Ohne ihren Optimismus wäre Aliona wahrscheinlich nicht so weit gekommen. Trotzdem blickt sie mit Sorge auf das neue Jahr. "Ich habe eine Therapie angefangen. Das hat natürlich persönliche Gründe, aber es hat auch mit der politischen Situation zu tun. Andauernde Unsicherheit, Stress – und dann auch noch Trump als US-Präsident! In der Ukraine sind alle im Supermanmodus und glauben, dass wir hart sein und uns immer selbst helfen müssen – egal wie schlimm alles ist. Es ist eine Machogesellschaft, wo die Leute denken, dass es cool ist zum Beispiel ohne Gurt Auto zu fahren. Der Druck ist enorm hoch. Durch den Krieg ist das noch schlimmer geworden. Ich muss lernen, mich zu auch mal zu entspannen. Aber das ist eben nicht so leicht."

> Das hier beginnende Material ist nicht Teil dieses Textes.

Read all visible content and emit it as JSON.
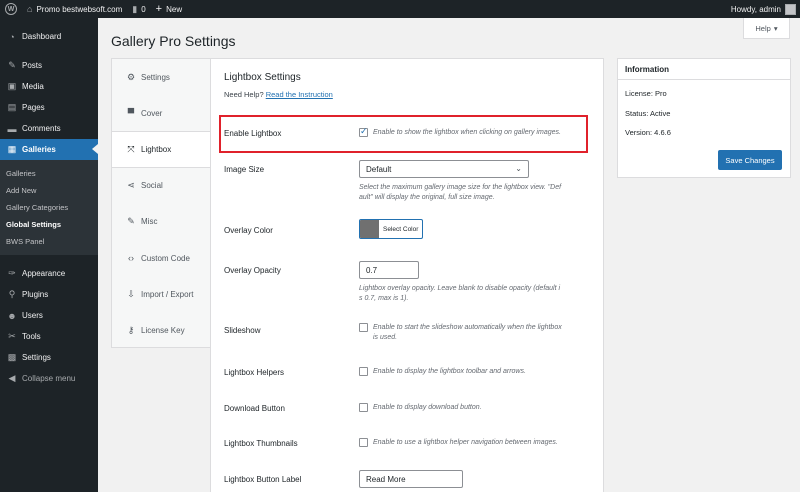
{
  "adminbar": {
    "site_name": "Promo bestwebsoft.com",
    "comments_count": "0",
    "new_label": "New",
    "howdy": "Howdy, admin"
  },
  "sidebar": {
    "items": [
      {
        "label": "Dashboard",
        "icon": "dashboard-icon"
      },
      {
        "label": "Posts",
        "icon": "pin-icon"
      },
      {
        "label": "Media",
        "icon": "media-icon"
      },
      {
        "label": "Pages",
        "icon": "pages-icon"
      },
      {
        "label": "Comments",
        "icon": "comments-icon"
      },
      {
        "label": "Galleries",
        "icon": "galleries-icon"
      }
    ],
    "submenu": [
      "Galleries",
      "Add New",
      "Gallery Categories",
      "Global Settings",
      "BWS Panel"
    ],
    "lower_items": [
      {
        "label": "Appearance",
        "icon": "appearance-icon"
      },
      {
        "label": "Plugins",
        "icon": "plugins-icon"
      },
      {
        "label": "Users",
        "icon": "users-icon"
      },
      {
        "label": "Tools",
        "icon": "tools-icon"
      },
      {
        "label": "Settings",
        "icon": "settings-icon"
      },
      {
        "label": "Collapse menu",
        "icon": "collapse-icon"
      }
    ]
  },
  "page": {
    "title": "Gallery Pro Settings",
    "help_label": "Help"
  },
  "tabs": [
    {
      "label": "Settings",
      "icon": "gear-icon"
    },
    {
      "label": "Cover",
      "icon": "cover-icon"
    },
    {
      "label": "Lightbox",
      "icon": "lightbox-icon"
    },
    {
      "label": "Social",
      "icon": "share-icon"
    },
    {
      "label": "Misc",
      "icon": "wrench-icon"
    },
    {
      "label": "Custom Code",
      "icon": "code-icon"
    },
    {
      "label": "Import / Export",
      "icon": "import-export-icon"
    },
    {
      "label": "License Key",
      "icon": "key-icon"
    }
  ],
  "panel": {
    "title": "Lightbox Settings",
    "need_help": "Need Help?",
    "instruction_link": "Read the Instruction",
    "enable_lightbox": {
      "label": "Enable Lightbox",
      "checked": true,
      "desc": "Enable to show the lightbox when clicking on gallery images."
    },
    "image_size": {
      "label": "Image Size",
      "value": "Default",
      "desc_line1": "Select the maximum gallery image size for the lightbox view. \"Def",
      "desc_line2": "ault\" will display the original, full size image."
    },
    "overlay_color": {
      "label": "Overlay Color",
      "button": "Select Color",
      "swatch": "#707070"
    },
    "overlay_opacity": {
      "label": "Overlay Opacity",
      "value": "0.7",
      "desc_line1": "Lightbox overlay opacity. Leave blank to disable opacity (default i",
      "desc_line2": "s 0.7, max is 1)."
    },
    "slideshow": {
      "label": "Slideshow",
      "desc_line1": "Enable to start the slideshow automatically when the lightbox",
      "desc_line2": "is used."
    },
    "helpers": {
      "label": "Lightbox Helpers",
      "desc": "Enable to display the lightbox toolbar and arrows."
    },
    "download": {
      "label": "Download Button",
      "desc": "Enable to display download button."
    },
    "thumbnails": {
      "label": "Lightbox Thumbnails",
      "desc": "Enable to use a lightbox helper navigation between images."
    },
    "button_label": {
      "label": "Lightbox Button Label",
      "value": "Read More"
    }
  },
  "info": {
    "title": "Information",
    "license": "License: Pro",
    "status": "Status: Active",
    "version": "Version: 4.6.6",
    "save_label": "Save Changes"
  },
  "colors": {
    "accent": "#2271b1",
    "admin_dark": "#1d2327",
    "highlight": "#e0212b"
  }
}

Nach dem Studium in Großbritannien, Schweden oder Deutschland zu arbeiten oder noch einen Doktor zu machen – das kann sich Aliona gut vorstellen. "Aber ich weiß noch nicht, wie ich das machen soll. Ich brauche einen Job, um eine Aufenthaltsgenehmigung bekommen und das ist sehr schwierig." Langfristig möchte sie aber wieder zurück in die Ukraine – aus Pflichtbewusstsein.

"Wenn es etwas Schlechtes in der Welt gibt, dann ist das auch dein Problem, weil du nicht versucht hast, es zu ändern – daran glaube ich. Früher wollte ich deswegen nach Afrika oder Asien gehen. Aber jetzt glaube ich, dass ich am besten in der Ukraine helfen kann, die Welt zu verbessern."